McCarty just nods, silently, so I go on. “And I believe that Timmerman was murdered because of that same work.”
“Keep talking,” he says.
“The same people that killed Timmerman are trying to kill his dog; somehow the dog represents a danger to them.”
“What kind of dog?”
“Bernese mountain dog.”
He nods. “I love those dogs; the markings are amazing. Can I see him?”
“He’s not here,” I lie. “At this point he’s missing.”
“That’s the dog I saw on television this morning? The one who was kidnapped?”
“Yes. Is any of this making any sense? Maybe ringing a bell?”
He’s still quiet for a few moments, hopefully thinking. “You know anything about DNA?”
“No.”
“You got a pen and a piece of paper?”
“In my desk.”
“I’ll get it,” says Sam, and he goes off to do that. He’s back quickly and hands the pen and paper to McCarty, who sits down and starts writing on it. When he’s finished, he shows me a drawing of what I take to be a strand of DNA.
“This is nature,” he says. “Everything comes from this. You control this, you control the world.”
“How can you control DNA?” I ask, not understanding this at all.
“By creating it. Timmerman was creating synthetic DNA. There were rumors that he was, and now I’d bet anything on it.”
“Is that known to be possible?”
He nods. “Sure, everybody’s trying it, and some think they’re making good progress. But right now it’s just a theory. A damn good one, but just a theory.”

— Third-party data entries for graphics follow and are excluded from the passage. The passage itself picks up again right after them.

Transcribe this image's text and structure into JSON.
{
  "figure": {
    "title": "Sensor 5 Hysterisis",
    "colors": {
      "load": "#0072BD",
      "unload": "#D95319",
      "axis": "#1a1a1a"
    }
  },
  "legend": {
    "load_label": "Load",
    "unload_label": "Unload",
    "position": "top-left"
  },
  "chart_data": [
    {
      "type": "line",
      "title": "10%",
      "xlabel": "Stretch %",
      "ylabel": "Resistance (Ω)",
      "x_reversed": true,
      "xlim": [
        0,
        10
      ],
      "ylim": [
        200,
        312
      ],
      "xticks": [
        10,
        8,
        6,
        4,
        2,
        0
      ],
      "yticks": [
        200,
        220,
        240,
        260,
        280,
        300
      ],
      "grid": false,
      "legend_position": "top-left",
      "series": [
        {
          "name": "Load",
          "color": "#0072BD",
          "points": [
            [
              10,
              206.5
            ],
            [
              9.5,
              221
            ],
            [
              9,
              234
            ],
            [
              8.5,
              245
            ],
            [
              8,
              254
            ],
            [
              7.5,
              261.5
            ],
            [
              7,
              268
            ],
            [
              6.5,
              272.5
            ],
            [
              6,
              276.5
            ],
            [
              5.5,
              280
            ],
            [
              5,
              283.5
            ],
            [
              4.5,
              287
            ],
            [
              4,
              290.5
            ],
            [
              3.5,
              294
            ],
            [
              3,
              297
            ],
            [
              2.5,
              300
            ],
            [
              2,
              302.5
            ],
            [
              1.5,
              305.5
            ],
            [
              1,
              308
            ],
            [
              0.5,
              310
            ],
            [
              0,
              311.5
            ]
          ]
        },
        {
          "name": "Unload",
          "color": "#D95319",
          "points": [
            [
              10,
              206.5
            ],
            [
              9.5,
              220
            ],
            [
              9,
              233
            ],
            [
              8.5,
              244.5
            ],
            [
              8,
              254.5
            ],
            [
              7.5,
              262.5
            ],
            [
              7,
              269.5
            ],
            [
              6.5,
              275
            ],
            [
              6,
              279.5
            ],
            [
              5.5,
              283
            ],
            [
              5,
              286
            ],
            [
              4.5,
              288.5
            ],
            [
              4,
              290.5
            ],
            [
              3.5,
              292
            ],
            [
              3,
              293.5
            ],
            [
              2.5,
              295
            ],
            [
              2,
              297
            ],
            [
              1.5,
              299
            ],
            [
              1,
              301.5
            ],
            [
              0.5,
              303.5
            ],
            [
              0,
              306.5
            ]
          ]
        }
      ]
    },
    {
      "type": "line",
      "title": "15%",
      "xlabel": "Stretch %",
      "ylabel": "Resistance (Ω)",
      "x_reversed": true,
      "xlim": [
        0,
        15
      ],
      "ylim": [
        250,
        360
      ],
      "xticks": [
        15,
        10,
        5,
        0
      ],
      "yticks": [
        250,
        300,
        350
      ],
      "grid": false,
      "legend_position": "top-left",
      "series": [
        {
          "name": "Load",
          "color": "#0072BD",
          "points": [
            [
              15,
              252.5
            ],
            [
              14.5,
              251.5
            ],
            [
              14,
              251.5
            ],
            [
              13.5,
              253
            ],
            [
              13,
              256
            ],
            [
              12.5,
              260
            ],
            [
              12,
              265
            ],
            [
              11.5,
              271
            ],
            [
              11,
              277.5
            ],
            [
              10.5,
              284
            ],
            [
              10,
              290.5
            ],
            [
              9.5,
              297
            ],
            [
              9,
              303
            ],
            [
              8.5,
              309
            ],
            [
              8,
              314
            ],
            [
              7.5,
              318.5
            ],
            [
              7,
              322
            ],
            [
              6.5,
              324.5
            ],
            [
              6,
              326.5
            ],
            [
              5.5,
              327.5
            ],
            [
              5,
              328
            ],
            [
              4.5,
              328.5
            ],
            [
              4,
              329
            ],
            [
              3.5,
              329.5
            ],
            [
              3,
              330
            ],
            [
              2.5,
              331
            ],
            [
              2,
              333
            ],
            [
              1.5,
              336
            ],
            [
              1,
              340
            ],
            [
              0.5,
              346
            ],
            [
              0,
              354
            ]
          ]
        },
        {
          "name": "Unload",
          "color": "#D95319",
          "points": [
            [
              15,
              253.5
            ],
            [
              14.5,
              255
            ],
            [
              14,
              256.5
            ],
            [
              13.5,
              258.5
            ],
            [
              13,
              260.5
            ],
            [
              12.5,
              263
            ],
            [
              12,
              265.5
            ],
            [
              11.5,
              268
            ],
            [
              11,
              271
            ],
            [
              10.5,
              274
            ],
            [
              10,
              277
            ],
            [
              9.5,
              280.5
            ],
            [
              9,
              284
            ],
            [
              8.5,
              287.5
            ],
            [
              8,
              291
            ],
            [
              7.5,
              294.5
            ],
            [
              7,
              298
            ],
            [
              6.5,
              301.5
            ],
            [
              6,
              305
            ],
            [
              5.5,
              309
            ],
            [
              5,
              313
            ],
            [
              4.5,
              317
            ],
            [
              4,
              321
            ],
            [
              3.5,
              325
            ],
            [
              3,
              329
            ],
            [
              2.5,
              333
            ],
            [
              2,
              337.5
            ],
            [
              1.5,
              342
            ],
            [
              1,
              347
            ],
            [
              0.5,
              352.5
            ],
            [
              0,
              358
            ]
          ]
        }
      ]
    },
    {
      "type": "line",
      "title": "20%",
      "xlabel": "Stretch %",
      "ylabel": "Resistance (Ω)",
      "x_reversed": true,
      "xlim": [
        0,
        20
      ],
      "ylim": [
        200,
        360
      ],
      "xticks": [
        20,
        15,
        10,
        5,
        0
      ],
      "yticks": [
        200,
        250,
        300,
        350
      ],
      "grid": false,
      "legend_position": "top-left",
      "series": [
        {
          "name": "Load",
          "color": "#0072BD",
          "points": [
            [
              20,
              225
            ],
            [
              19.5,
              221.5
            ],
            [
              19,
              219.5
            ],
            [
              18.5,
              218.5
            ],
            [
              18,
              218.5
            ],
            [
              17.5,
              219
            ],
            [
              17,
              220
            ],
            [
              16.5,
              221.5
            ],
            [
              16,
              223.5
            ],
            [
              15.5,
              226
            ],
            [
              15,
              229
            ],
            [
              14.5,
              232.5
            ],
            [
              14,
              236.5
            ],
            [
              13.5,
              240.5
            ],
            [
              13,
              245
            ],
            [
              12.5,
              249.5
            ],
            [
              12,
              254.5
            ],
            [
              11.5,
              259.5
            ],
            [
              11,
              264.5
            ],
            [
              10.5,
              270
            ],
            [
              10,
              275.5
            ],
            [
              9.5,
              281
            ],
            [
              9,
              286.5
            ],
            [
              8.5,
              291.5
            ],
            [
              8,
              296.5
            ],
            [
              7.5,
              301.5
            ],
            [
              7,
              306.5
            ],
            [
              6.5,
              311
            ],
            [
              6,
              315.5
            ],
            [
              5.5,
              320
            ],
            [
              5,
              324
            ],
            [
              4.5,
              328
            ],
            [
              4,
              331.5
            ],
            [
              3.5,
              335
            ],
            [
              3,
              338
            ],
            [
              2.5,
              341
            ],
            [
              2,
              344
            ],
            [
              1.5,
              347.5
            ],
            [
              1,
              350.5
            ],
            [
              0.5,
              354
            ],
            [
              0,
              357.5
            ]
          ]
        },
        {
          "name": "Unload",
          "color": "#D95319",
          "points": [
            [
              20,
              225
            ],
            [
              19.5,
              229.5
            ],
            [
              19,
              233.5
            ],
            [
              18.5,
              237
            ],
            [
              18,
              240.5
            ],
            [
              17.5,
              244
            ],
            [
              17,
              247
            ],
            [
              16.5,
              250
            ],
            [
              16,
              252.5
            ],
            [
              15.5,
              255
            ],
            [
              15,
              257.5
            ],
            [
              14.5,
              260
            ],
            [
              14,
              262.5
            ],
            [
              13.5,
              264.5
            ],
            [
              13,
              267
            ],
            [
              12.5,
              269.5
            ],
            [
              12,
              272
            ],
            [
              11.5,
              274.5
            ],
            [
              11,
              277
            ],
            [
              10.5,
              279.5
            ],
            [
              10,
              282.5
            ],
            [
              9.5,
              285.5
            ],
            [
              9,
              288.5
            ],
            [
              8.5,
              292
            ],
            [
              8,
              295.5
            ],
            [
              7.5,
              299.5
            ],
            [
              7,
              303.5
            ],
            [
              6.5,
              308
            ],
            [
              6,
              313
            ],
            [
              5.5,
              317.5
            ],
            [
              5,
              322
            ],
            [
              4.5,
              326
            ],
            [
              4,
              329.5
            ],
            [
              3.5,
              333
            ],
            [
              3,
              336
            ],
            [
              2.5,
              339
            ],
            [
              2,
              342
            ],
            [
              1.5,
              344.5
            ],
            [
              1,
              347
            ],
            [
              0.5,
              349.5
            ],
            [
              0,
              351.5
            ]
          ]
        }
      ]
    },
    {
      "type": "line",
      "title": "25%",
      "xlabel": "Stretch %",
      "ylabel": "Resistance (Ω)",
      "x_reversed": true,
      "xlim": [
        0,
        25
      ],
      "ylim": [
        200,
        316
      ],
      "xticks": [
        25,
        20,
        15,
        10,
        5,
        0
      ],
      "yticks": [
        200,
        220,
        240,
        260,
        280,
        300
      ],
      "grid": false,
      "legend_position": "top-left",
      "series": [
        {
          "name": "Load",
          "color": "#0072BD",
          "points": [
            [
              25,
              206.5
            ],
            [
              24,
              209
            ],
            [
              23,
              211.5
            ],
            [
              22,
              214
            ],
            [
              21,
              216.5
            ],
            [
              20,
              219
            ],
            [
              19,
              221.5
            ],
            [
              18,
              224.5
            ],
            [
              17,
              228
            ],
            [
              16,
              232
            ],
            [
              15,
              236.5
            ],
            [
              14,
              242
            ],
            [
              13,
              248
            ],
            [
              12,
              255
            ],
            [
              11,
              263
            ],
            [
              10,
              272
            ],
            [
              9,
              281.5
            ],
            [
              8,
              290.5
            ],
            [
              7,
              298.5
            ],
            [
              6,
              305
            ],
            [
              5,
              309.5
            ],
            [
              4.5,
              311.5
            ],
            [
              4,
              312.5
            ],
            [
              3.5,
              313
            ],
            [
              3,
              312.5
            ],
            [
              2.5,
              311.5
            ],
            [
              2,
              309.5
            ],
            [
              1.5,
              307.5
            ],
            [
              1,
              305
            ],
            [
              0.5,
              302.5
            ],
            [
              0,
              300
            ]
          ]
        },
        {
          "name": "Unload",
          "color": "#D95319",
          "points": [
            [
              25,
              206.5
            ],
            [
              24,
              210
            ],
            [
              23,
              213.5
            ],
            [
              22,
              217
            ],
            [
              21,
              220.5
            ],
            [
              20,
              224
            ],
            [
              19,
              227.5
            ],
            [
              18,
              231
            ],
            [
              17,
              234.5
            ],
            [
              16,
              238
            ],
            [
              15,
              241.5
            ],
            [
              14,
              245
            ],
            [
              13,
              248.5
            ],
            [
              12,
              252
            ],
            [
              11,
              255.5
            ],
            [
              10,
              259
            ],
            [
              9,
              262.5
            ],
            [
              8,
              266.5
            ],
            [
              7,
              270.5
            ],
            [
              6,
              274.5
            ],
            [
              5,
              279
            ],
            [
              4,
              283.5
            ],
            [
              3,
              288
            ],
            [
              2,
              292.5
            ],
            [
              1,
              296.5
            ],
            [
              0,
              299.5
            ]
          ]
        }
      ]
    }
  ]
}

“What could you do with it?”
“Anything you want. See, if you can create DNA, then you program it however you want. Then you inject it into a cell, and once it gets inside, it’s like it boots itself up. Like a computer program, you know? Then it gets the cell to do whatever it wants it to do. Whatever you want it to do.”
“Give me an example,” I say.
“You’re not getting it,” he says, and truer words were never spoken. “Everything is an example. You can duplicate life-forms, or you can create completely new ones.”
“So it’s cloning?”
He smiles. “Cloning is yesterday’s news. If Timmerman pulled this off, it’s no wonder somebody killed him for it. Shit, I’d kill him for it.”
It’s starting to dawn on me. “So Waggy… the Bernese…”
“Came from the lab” is how he finishes my sentence. “Did Timmerman own the dog’s father or mother?”
I nod. “Father. He was a champion.”
“So he took the father’s DNA…”
I interrupt. “Isn’t that cloning?”
He shakes his head. “No, because I’ll bet Timmerman didn’t use the father’s DNA. He copied it; he created new, synthetic DNA just like it.”
“Why?”
“Just to prove to himself that he could. Like a test.”
“So why would someone then want to kill Waggy?”
“Maybe to keep anyone from knowing what Timmerman was doing,” he says. “There must be something about the DNA that identifies it as synthetic.”
I nod. “Which is why Timmerman sent his own DNA in to be tested. It must have been a copy as well, and he wanted to see if the lab would pick up on it.”